Featured Columnist – Meditations Martin LeFevre |
I had a cousin, born a few days after I was in the same Midwestern town, with whom I was close growing up. In some ways Mike and I were as different as night and day, but in other ways, especially in political views, we thought alike.
The last time I saw Mike healthy was on a visit to my native Michigan two years into Bush’s first term. All the available cousins got together one night and went out to dinner.
Mike was a lawyer. His father, who was also a lawyer, one who scraped by all his working life, came up with a scheme that tapped into the housing boom, involving legal fees for refinancing mortgages for big companies. Mike, having six kids, jumped in with both feet and starting making money hand over fist.
He told me about the system at the Irish wake for his father, one of my two favorite uncles. He said he was going to work his butt off for ten years and then retire. At 3 am after a few beers (Mike was famous for all-night drinking sessions when the relatives got together), I told him that in my experience that kind of plan never works in the long run.
I couldn’t see how anyone, especially someone with small children, could plan on working 16 and 18 hour days for ten years without some kind of blowback. Sadly, after five years of overwork, Mike contracted some form of inoperable cancer, which took five excruciating years to kill him.
In attendance at the dinner in question was one of my brother-in-laws that supported George Bush. Even worse, he’s a true Rush lush, a Limbaugh dumbo.
Mike made quick work of my brother-in-law’s arguments, and the Rush-worshipper didn’t gush another word as Mike and I discussed the cultural and political implications of George W. Bush. At the culmination of our discussion, Mike bellowed, “I want my country back!”
That was the first time I’d heard someone utter that phrase. While I understood the sentiment, I also understood that George W. Bush was an inevitable manifestation of the cancer that had taken hold in America. I said as much to Mike.
After a few months back in California, I learned that Mike had gotten very ill. Cancer was detected, but a platoon of doctors weren’t able to make a definitive diagnosis.
Mike was further to the left in his political views than I am, so I’m sure he’s spinning in his grave now that his sentiment has been appropriated by the far right in America.
Even mainstream commentators in the smudge and grudge media have begun reporting that they are encountering a great many flag-waving kooks shouting: “I want my country back!”
This is the same loopy fifth of the population that continues to insist that Barack Obama was not born in the United States, which is their way of saying he’s president illegitimately. Fully unpacking that scurrilous accusation involves understanding the dark currents of American racism, anti-intellectualism, exceptionalism, and xenophobia.
One can’t help but wonder if Obama’s “complete faith in the American people” has been shaken. Probably not, at least consciously. After all, it’s easier to turn on your base, as Barack’s mouthpiece Robert Gibbs demonstrated last week, than examine your core beliefs and worldview.
Of course there is the legitimate question of whether Barack really believed that stuff about the American people at all.

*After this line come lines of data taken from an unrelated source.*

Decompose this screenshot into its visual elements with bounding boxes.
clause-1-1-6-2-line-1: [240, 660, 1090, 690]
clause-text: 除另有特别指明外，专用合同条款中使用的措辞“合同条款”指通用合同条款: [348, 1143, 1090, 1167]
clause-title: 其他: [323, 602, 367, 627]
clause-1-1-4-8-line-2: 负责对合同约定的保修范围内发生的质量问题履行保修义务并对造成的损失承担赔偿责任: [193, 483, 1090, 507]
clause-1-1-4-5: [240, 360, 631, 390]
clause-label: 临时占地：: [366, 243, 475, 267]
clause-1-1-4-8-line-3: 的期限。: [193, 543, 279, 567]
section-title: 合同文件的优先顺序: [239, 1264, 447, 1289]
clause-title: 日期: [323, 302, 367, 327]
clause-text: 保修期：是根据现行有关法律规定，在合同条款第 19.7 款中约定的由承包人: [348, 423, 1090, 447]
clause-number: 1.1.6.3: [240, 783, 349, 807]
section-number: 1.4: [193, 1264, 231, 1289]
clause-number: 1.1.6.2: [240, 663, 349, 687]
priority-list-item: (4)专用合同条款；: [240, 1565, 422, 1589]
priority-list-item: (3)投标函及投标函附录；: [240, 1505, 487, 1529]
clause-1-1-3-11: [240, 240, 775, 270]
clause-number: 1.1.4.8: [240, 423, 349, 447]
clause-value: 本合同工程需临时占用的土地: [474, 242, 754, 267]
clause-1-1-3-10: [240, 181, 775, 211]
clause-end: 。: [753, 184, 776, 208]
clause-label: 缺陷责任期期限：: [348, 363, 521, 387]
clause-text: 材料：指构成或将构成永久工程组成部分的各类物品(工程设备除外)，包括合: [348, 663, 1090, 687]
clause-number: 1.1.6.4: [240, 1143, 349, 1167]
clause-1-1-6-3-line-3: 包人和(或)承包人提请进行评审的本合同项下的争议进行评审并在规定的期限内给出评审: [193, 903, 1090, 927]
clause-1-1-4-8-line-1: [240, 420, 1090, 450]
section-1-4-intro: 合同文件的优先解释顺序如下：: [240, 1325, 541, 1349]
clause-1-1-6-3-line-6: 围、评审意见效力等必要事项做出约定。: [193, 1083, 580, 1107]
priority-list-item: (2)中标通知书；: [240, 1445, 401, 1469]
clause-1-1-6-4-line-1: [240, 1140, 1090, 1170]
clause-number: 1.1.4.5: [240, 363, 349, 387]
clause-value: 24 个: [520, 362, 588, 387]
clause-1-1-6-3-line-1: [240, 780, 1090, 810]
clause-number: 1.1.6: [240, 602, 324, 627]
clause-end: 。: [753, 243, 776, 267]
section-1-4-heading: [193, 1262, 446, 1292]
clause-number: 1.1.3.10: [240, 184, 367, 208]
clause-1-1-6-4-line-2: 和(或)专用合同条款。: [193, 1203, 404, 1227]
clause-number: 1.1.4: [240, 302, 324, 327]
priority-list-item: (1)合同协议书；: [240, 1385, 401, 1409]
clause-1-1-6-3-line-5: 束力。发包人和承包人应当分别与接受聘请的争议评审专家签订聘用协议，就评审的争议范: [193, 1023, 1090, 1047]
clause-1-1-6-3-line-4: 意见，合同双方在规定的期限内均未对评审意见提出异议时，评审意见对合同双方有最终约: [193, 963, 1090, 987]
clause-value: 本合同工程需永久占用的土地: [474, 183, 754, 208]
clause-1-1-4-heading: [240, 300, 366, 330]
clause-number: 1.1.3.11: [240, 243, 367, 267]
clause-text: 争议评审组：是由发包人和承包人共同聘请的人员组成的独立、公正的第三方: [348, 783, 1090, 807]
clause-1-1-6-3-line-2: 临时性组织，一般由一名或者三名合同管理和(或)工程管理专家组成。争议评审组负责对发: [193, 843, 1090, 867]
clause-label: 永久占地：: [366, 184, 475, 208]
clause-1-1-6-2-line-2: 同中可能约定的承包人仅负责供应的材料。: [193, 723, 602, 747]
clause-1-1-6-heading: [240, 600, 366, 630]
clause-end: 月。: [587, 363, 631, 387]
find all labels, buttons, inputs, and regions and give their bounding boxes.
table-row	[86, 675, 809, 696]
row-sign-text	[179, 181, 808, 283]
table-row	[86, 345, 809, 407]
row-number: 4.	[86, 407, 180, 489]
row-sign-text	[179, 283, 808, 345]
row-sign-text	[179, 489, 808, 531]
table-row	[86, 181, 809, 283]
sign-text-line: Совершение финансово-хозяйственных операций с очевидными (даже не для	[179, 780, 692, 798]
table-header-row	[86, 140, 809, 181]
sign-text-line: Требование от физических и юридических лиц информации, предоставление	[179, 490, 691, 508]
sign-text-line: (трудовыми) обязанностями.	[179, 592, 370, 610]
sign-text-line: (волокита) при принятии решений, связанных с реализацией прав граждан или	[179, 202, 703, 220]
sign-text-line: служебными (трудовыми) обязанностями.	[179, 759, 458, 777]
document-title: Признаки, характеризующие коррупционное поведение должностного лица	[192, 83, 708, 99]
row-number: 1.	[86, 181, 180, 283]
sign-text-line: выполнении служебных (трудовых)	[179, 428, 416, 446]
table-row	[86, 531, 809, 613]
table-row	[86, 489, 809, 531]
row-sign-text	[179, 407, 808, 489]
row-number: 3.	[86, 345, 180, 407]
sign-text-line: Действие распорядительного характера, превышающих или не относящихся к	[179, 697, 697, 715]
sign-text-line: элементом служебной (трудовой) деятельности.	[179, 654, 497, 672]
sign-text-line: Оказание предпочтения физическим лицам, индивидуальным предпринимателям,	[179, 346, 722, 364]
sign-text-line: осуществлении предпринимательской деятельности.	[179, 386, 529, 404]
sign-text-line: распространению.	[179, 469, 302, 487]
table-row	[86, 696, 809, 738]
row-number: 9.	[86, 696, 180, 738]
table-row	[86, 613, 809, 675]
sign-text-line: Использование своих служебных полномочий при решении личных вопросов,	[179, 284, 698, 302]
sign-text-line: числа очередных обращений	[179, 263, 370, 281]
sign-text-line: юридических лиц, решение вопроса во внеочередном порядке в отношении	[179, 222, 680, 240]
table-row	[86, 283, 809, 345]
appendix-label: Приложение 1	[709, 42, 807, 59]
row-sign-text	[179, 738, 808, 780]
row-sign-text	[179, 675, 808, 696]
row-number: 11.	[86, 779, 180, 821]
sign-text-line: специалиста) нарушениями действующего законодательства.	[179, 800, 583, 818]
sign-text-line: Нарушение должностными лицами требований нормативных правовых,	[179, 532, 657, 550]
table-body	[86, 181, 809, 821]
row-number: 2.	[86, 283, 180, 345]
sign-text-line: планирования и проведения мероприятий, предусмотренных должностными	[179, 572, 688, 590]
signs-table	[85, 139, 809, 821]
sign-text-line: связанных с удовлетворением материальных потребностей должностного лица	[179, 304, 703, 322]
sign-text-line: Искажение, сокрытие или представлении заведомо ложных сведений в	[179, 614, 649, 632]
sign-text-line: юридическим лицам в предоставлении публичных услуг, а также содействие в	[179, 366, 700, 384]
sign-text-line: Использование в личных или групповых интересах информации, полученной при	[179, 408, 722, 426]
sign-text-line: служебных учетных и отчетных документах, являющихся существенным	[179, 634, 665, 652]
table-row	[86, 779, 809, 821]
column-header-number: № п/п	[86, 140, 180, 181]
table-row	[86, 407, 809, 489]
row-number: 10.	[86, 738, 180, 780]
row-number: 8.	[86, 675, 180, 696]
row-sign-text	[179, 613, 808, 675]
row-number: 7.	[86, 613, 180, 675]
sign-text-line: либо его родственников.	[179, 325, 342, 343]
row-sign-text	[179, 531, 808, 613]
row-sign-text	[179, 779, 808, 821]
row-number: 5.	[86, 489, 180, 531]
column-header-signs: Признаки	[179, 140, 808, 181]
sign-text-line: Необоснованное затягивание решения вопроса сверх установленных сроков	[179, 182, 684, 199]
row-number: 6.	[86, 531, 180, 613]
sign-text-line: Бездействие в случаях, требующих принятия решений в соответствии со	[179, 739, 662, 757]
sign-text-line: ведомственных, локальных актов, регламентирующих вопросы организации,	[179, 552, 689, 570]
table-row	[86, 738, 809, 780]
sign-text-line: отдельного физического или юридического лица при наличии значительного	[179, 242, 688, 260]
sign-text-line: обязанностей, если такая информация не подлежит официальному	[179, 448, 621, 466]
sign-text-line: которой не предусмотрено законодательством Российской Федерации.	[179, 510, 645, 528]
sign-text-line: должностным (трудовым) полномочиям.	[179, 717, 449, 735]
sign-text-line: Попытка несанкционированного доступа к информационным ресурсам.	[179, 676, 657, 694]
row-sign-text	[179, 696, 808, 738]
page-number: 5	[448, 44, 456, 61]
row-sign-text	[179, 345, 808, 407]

There’s a curious commonality between cousin Mike’s left-wing cry, and the right-wing echo. Both have, at their core, a lament for a national image that’s been lost. On the left, it’s the ideal of ‘the country America could be;’ on the right, it’s the triumphalist notion of a nation that outshines all other nations to such a degree that it belongs in a category of its own.
Even so one wonders, why is the fiction and fantasy at the core of both worldviews so important? Why don’t Americans let go of the image and ideal?
Because at bottom this isn’t an American pattern or trait. National and other identifications and self-images still rule the human mind. And as long as they do, the consciousness of man will darken.
Countries are gone. We can’t get them back as primary sources of identification. They are structures of function now, that’s all.
Man is a herd animal; human beings stand alone. And each person leaves the dark current of man one at a time.
Humankind is at a crossroads, with only one way ahead. Man has to die for humanity to flower. We can’t put off radical change any longer.